I’ve worked in Winrock’s Volunteer Programs since March 2014. I have many responsibilities, but the most important one is the recruitment of volunteer experts for the USAID funded Farmer-to-Farmer program and an associate award called the Agriculture Education and Market Improvement Program (AEMIP). AEMIP operates in Guinea and its goal is to strengthen agriculture education and training through organizational capacity building of the country’s only four-year agriculture university, the Institut Supérieur Agronomic et Vétérinaire de Faranah (ISAV/F).
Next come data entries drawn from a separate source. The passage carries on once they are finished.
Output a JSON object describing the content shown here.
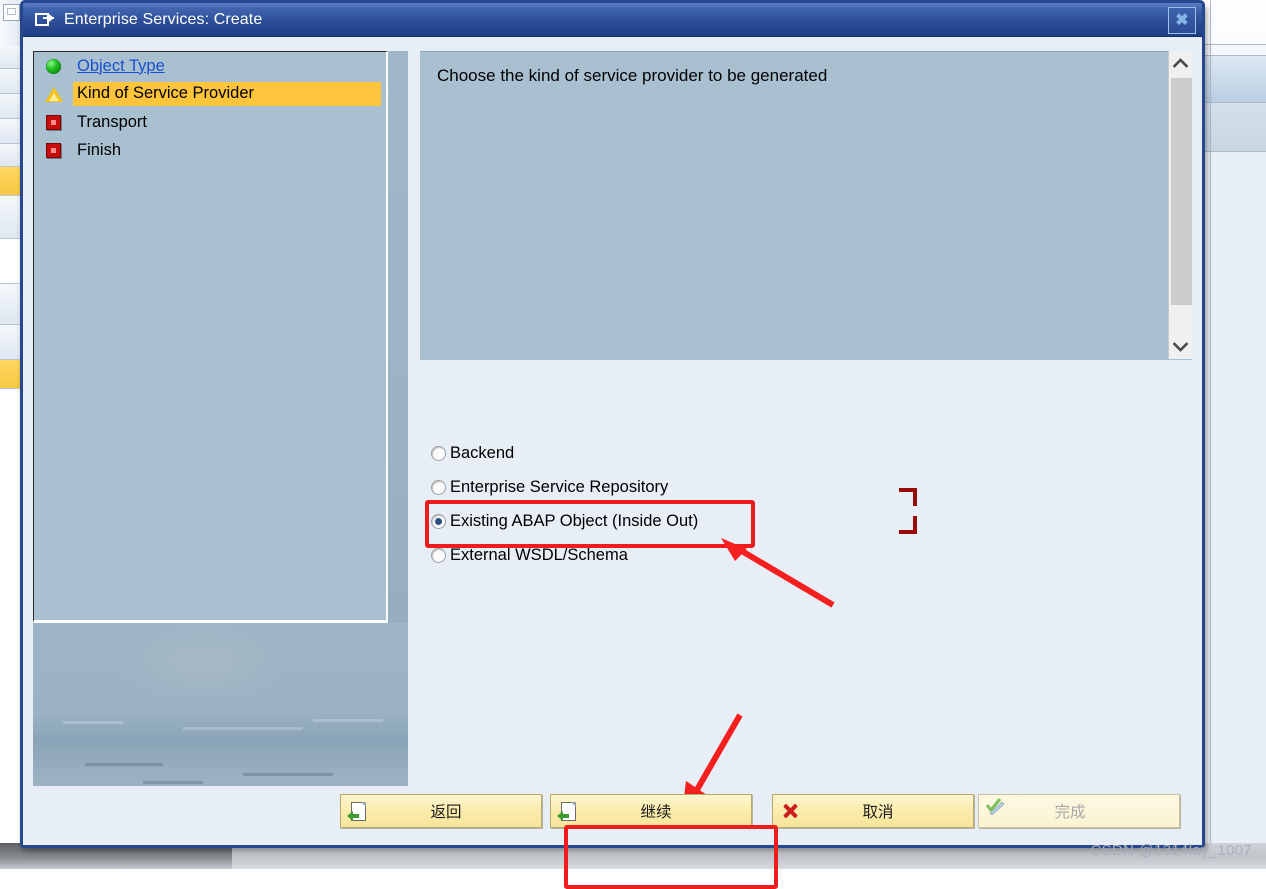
{
  "window": {
    "title": "Enterprise Services: Create",
    "title_icon": "window-create-icon",
    "close_label": "✖"
  },
  "steps": [
    {
      "label": "Object Type",
      "status": "complete",
      "icon": "green-sphere-icon",
      "state": "link"
    },
    {
      "label": "Kind of Service Provider",
      "status": "current",
      "icon": "yellow-triangle-warning-icon",
      "state": "current"
    },
    {
      "label": "Transport",
      "status": "pending",
      "icon": "red-square-icon",
      "state": "normal"
    },
    {
      "label": "Finish",
      "status": "pending",
      "icon": "red-square-icon",
      "state": "normal"
    }
  ],
  "content": {
    "heading": "Choose the kind of service provider to be generated"
  },
  "scrollbar": {
    "up_icon": "chevron-up-icon",
    "down_icon": "chevron-down-icon",
    "thumb_name": "scrollbar-thumb"
  },
  "radio_group": {
    "name": "kind-of-service-provider",
    "options": [
      {
        "label": "Backend",
        "selected": false
      },
      {
        "label": "Enterprise Service Repository",
        "selected": false
      },
      {
        "label": "Existing ABAP Object (Inside Out)",
        "selected": true
      },
      {
        "label": "External WSDL/Schema",
        "selected": false
      }
    ]
  },
  "buttons": [
    {
      "label": "返回",
      "icon": "page-back-icon",
      "enabled": true,
      "name": "back-button"
    },
    {
      "label": "继续",
      "icon": "page-continue-icon",
      "enabled": true,
      "name": "continue-button"
    },
    {
      "label": "取消",
      "icon": "red-x-icon",
      "enabled": true,
      "name": "cancel-button"
    },
    {
      "label": "完成",
      "icon": "check-pencil-icon",
      "enabled": false,
      "name": "finish-button"
    }
  ],
  "annotations": {
    "highlight_color": "#ee1c1c",
    "corner_color": "#990a0a",
    "radio_box_target": "Existing ABAP Object (Inside Out)",
    "button_box_target": "继续"
  },
  "watermark": {
    "text": "CSDN @1314lay_1007"
  }
}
When I applied for the position of Program Associate/Volunteer Recruiter at Winrock, I had to google Guinea. I’d heard the country name, but that was the extent of my knowledge and the only thing I knew about agriculture was that Arkansas grows a lot of rice and soybeans. At this point, you may be wondering how on earth I ended up on an assignment in West Africa if I hadn’t come from a background in international development and knew nearly nothing about agriculture. Well, that’s kind of the point of Farmer-to-Farmer and other associated programs. USAID is “from the American people,” and the programs they fund (and Winrock implements) are a way for people to give to others through their own professional skills. Before I was a volunteer recruiter, I was an executive recruiter. I helped local and regional companies find top-notch employees and highly-qualified job seekers find careers with excellent employers. So, when I saw a scope of work seeking experts to teach ISAV/F students and faculty how to coordinate and host a career fair, I got really excited. I’d been on the employer side of career fairs for years. Luckily, my supervisor asked for my input developing this scope of work. When I saw the draft, I knew I had to be a part of the assignment. After the SOW was finalized, I called a good friend who has worked in higher education for many years and ran the idea of a team approach by her. Of course she couldn’t tell me no. I’m a recruiter after all, it’s my job to convince volunteers they need to do these assignments.
On May 15th Jennifer Moody and I hopped on a plane and headed for Guinea. Jennifer went as a volunteer and was excited to travel to Africa for the first time. This was my second trip to Guinea, so I was an old pro. After two long international flights, we were in Guinea. Our assignment site was Faranah, which is about a ten-hour (bumpy, gorgeous, heart pounding) drive inland from the capital. Each day of our assignment took us on an emotional journey as intense as that drive in. This is where I found an even deeper level of appreciation for our volunteers. We always remind volunteer experts that they must be flexible. Things are often not exactly what you expect them to be. For example, we assumed the group assembled would understand the basic concept of a career fair. We were mistaken. So, we adjusted our training schedule. We went back to the guesthouse that night and pulled photos and diagrams and created some very basic guidelines. We were hesitant the next day, but left campus that evening truly inspired by the level of understanding the group showed. Each day had its leaps forward and stumbles back. There were obstacles that we don’t think about, living in the US. Things that to us would be bumps in the road, seemed to be full on roadblocks for these guys. But, we worked together, the students formed teams, elected a chair and took ownership of the event. By the end of our assignment, the group had an organized plan and full support of the university. After the fair is carried out this summer, I anticipate an inbox full of emails (that I will have to run through google translate) telling me all about the internships and job prospects the students will have received. And that is exactly why our volunteers are so passionate. I will never forget the students we worked with, their drive and intelligence were inspiring. I hope everyone who completes an assignment like this feels that way.